Feb 25 2008
Día 31 – De Cartagena de Indias a Bogota, Colombia

De nuevo sobre cuatro ruedas, con destino a Santa Marta, pasando por Barranquilla como el caimán. Atravesamos pueblitos de costa, parecidos entre sí, con el mar tocando en la puerta, altares de pescados enormes ofrecidos al viajante.
Noche en Santa Marta, aluvión de brisa y luna. Animados corros se forman en la playa alrededor de una serenata de acordeones: voces agudas cantando palabras de la tierra, iguales en cualquier parte, antiguas y originales. Los colombianos son alegres, bulliciosos, dicharacheros. Un agente policial motorizado, amable verdaderamente, guió nuestros pasos hacia el área de campamentos. Hasta la fecha, no encontramos todavía el ambiente tenso retratado en ocasiones por los noticieros los cuales, por lo regular, muestran sólo episodios particulares de violencia, sin prestar atención a la historia general de paz cotidiana.

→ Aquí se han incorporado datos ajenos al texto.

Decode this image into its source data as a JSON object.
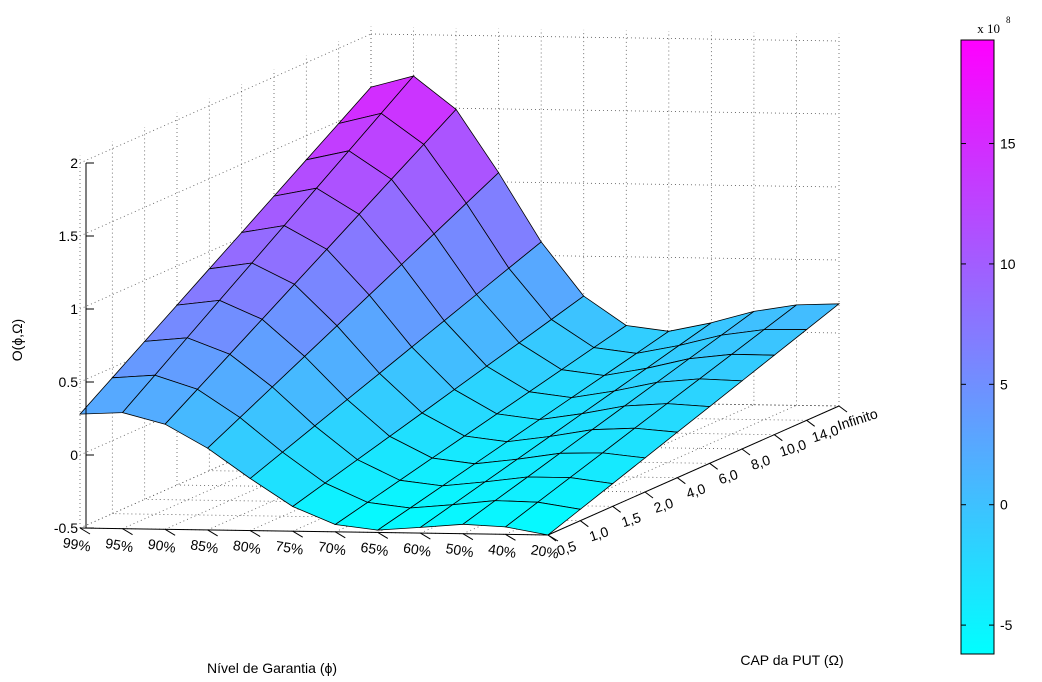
{
  "chart_data": {
    "type": "surface",
    "zlabel": "O(ϕ,Ω)",
    "xlabel": "Nível de Garantia (ϕ)",
    "ylabel": "CAP da PUT (Ω)",
    "x_ticks": [
      "99%",
      "95%",
      "90%",
      "85%",
      "80%",
      "75%",
      "70%",
      "65%",
      "60%",
      "50%",
      "40%",
      "20%"
    ],
    "y_ticks": [
      "0,5",
      "1,0",
      "1,5",
      "2,0",
      "4,0",
      "6,0",
      "8,0",
      "10,0",
      "14,0",
      "Infinito"
    ],
    "z_ticks": [
      "-0.5",
      "0",
      "0.5",
      "1",
      "1.5",
      "2"
    ],
    "zlim": [
      -0.5,
      2
    ],
    "grid": true,
    "colorbar": {
      "multiplier": "x 10",
      "exponent": "8",
      "ticks": [
        "-5",
        "0",
        "5",
        "10",
        "15"
      ],
      "colors": [
        "#00ffff",
        "#ff00ff"
      ]
    }
  }
}
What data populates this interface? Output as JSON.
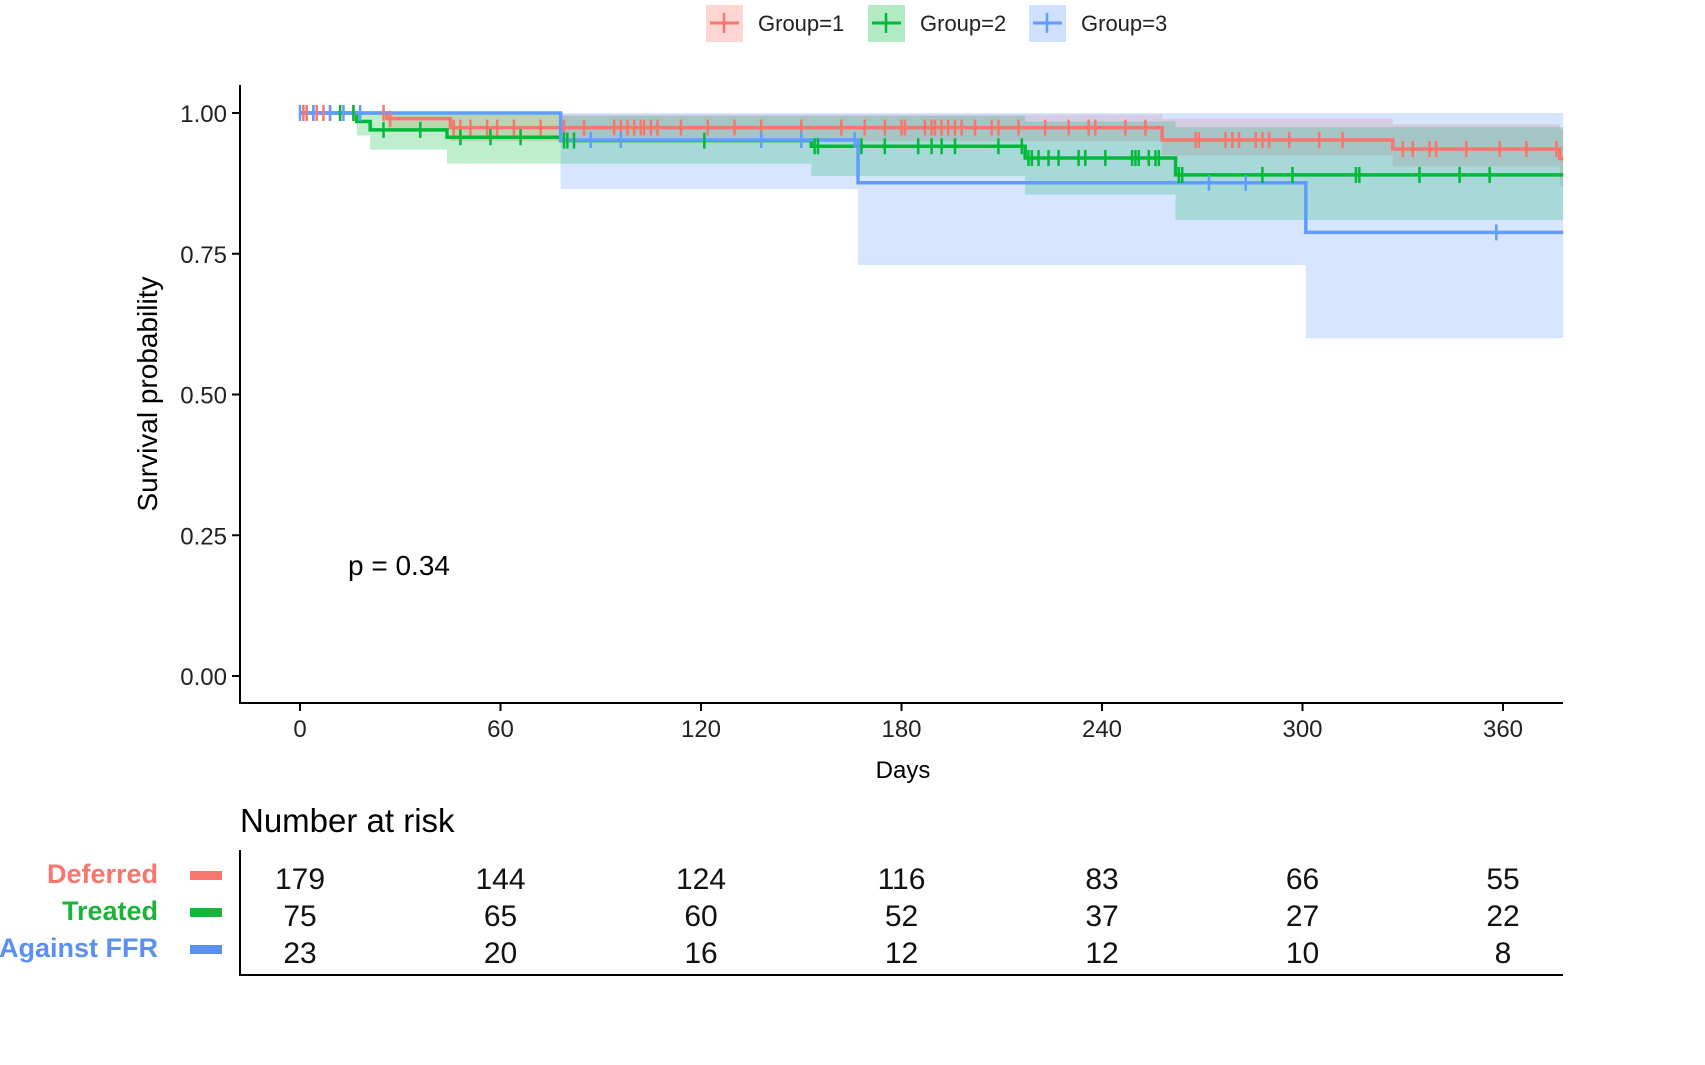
{
  "chart_data": {
    "type": "line",
    "subtype": "kaplan-meier",
    "xlabel": "Days",
    "ylabel": "Survival probability",
    "xlim": [
      0,
      378
    ],
    "ylim": [
      0,
      1
    ],
    "x_ticks": [
      0,
      60,
      120,
      180,
      240,
      300,
      360
    ],
    "y_ticks": [
      "0.00",
      "0.25",
      "0.50",
      "0.75",
      "1.00"
    ],
    "annotation": "p = 0.34",
    "legend": {
      "placement": "top",
      "entries": [
        "Group=1",
        "Group=2",
        "Group=3"
      ]
    },
    "series": [
      {
        "name": "Group=1",
        "color": "#F8766D",
        "steps": [
          [
            0,
            1.0
          ],
          [
            26,
            0.99
          ],
          [
            45,
            0.974
          ],
          [
            258,
            0.952
          ],
          [
            327,
            0.936
          ],
          [
            377,
            0.919
          ]
        ],
        "ci": [
          [
            0,
            1,
            1
          ],
          [
            26,
            0.97,
            1
          ],
          [
            45,
            0.95,
            0.997
          ],
          [
            258,
            0.925,
            0.99
          ],
          [
            327,
            0.905,
            0.98
          ],
          [
            377,
            0.87,
            0.97
          ]
        ],
        "censor": [
          1,
          2,
          4,
          5,
          7,
          9,
          12,
          16,
          25,
          27,
          46,
          48,
          51,
          56,
          59,
          64,
          72,
          79,
          85,
          94,
          96,
          98,
          100,
          102,
          103,
          105,
          107,
          114,
          122,
          130,
          138,
          150,
          162,
          169,
          175,
          180,
          181,
          187,
          189,
          190,
          192,
          194,
          196,
          198,
          202,
          207,
          209,
          215,
          223,
          230,
          236,
          238,
          247,
          253,
          268,
          269,
          277,
          279,
          281,
          286,
          288,
          290,
          296,
          305,
          312,
          330,
          333,
          338,
          340,
          349,
          359,
          367,
          376
        ]
      },
      {
        "name": "Group=2",
        "color": "#00BA38",
        "steps": [
          [
            0,
            1.0
          ],
          [
            17,
            0.985
          ],
          [
            21,
            0.97
          ],
          [
            44,
            0.957
          ],
          [
            78,
            0.951
          ],
          [
            153,
            0.941
          ],
          [
            217,
            0.92
          ],
          [
            262,
            0.89
          ]
        ],
        "ci": [
          [
            0,
            1,
            1
          ],
          [
            17,
            0.96,
            1
          ],
          [
            21,
            0.935,
            1
          ],
          [
            44,
            0.91,
            1
          ],
          [
            78,
            0.91,
            0.995
          ],
          [
            153,
            0.888,
            0.995
          ],
          [
            217,
            0.855,
            0.985
          ],
          [
            262,
            0.81,
            0.975
          ]
        ],
        "censor": [
          12,
          16,
          25,
          36,
          48,
          57,
          66,
          79,
          80,
          82,
          121,
          154,
          155,
          168,
          175,
          185,
          189,
          192,
          196,
          209,
          216,
          218,
          219,
          221,
          224,
          227,
          233,
          235,
          241,
          249,
          250,
          251,
          254,
          256,
          257,
          263,
          264,
          288,
          297,
          316,
          317,
          335,
          347,
          356
        ]
      },
      {
        "name": "Group=3",
        "color": "#619CFF",
        "steps": [
          [
            0,
            1.0
          ],
          [
            78,
            0.952
          ],
          [
            167,
            0.876
          ],
          [
            301,
            0.788
          ]
        ],
        "ci": [
          [
            0,
            1,
            1
          ],
          [
            78,
            0.865,
            1
          ],
          [
            167,
            0.73,
            1
          ],
          [
            301,
            0.6,
            1
          ]
        ],
        "censor": [
          0,
          4,
          9,
          13,
          18,
          87,
          96,
          138,
          150,
          166,
          272,
          283,
          358
        ]
      }
    ],
    "risk_table": {
      "title": "Number at risk",
      "times": [
        0,
        60,
        120,
        180,
        240,
        300,
        360
      ],
      "rows": [
        {
          "label": "Deferred",
          "color": "#F8766D",
          "values": [
            179,
            144,
            124,
            116,
            83,
            66,
            55
          ]
        },
        {
          "label": "Treated",
          "color": "#1DB33A",
          "values": [
            75,
            65,
            60,
            52,
            37,
            27,
            22
          ]
        },
        {
          "label": "Against FFR",
          "color": "#5B8FF0",
          "values": [
            23,
            20,
            16,
            12,
            12,
            10,
            8
          ]
        }
      ]
    }
  }
}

Con la idea fija de conocer el parque Tayrona, nos dirigimos hacia allá por la mañana. Desgraciadamente los precios de entrada, muy altos para viajeros de pocos recursos, impidieron vivir la experiencia. Sin embargo Jorge, guía del parque amistosamente solidario, propuso mostrarnos algunos lugares circunvecinos, mientras cuenta a grandes rasgos la historia de las tribus prehispánicas de Colombia. Gracias a él dimos con la finca “Los Ángeles”, propiedad de la buena amiga Nohemí Ramos donde, luego de bañarnos en un mar alborotado, beber deliciosa agua de coco y charlar con dos españoles hospedados en una cabaña cercana, levantamos el campamento. Despertar en medio del rumor de las olas resulta maravilloso, por más que el fuerte viento no haya permitido dormir largo y profundo. Decimos adiós a Nohemí, para reanudar entonces la marcha.
Aracataca, pueblo suspendido entre realidad y literatura. La casa de Gabriel, el museo del telegrafista, novela dispersa en palabras que caminan por las calles. Los cien años de Macondo sueñan, sueñan en el aire / y los años de Gabriel trompetas, trompetas lo anuncian / encadenado a Macondo sueña, don José Arcadio / y ante él la vida pasa haciendo, remolino de recuerdos. Aquí, donde en un principio existían únicamente cien chozas, convertido ahora en pequeña ciudad de cuarenta y ocho mil habitantes, sol, polvo y alegría, se originó tal vez la biografía literaria más productiva de la historia contemporánea. Aquí comprendo también que la estirpe moderna de escritores sin musa, que no beben y sufren un poco cada día, no tendrá una segunda oportunidad sobre la tierra.
Recorremos aproximadamente novecientos kilómetros hasta llegar, junto con la noche, a Bucaramanga, ciudad de los parques. Después de cenar una deliciosa picada (carne, chicharrón, salchicha, pollo, papas), dormimos dentro del auto para partir, al despuntar el alba, rumbo a Bogotá. Conforme avanzamos la carretera se vuelva empinada y sinuosa. Sorpresivamente aparece el cañón de Chicamolla, cuya vista, el río al fondo, arriba las paredes de piedra envueltas en densa neblina, impone minutos de silencio.
Senderos montañosos, asentamientos ojos abajo. Voluntad humana que lleva progreso en tanto roba sin remedio algunas almas. Contraste de colores: valles cubiertos de verde hierba, blancas ovejas pastando sobre las alturas. Lindas cabritas escoltan ciertos trechos de la ruta. Encontramos pequeñas tiendas donde se expende esta clase de leche. Nunca he probado leche de cabra, si algún ciberlector lo ha hecho, ¿Podría decirme cuál es su sabor? Supongo que sabe bien, de otra manera Heidi y su abuelo no la beberían todos los días allá, en los alpes suizos.
Ya en Bogotá, justo cuando intentábamos buscar alojamiento, conocimos a Carlos y Johann quienes, desde su auto al principio, y más tarde todos juntos en la acera, nos dieron la bienvenida. Con su compañía paseamos por el centro de la ciudad, subimos al mirador, ubicamos los sitios característicos: el parque nacional, la torre colpatria, la plaza de toros, la casa de gobierno, la biblioteca. Gracias a sus explicaciones, aprendimos un poco de la historia de Bogotá, las costumbres y tradiciones de sus habitantes. Ciudad de luces, grande, populosa, heterogénea; de intensa vida nocturna y fuerte movimiento cultural. Vale la pena visitarla. Buenos amigos Carlos y Johann, los recordaremos con cariño.
Pronto estaremos en contacto. Adiós, y hasta donde América nos permita encontrarnos de nuevo.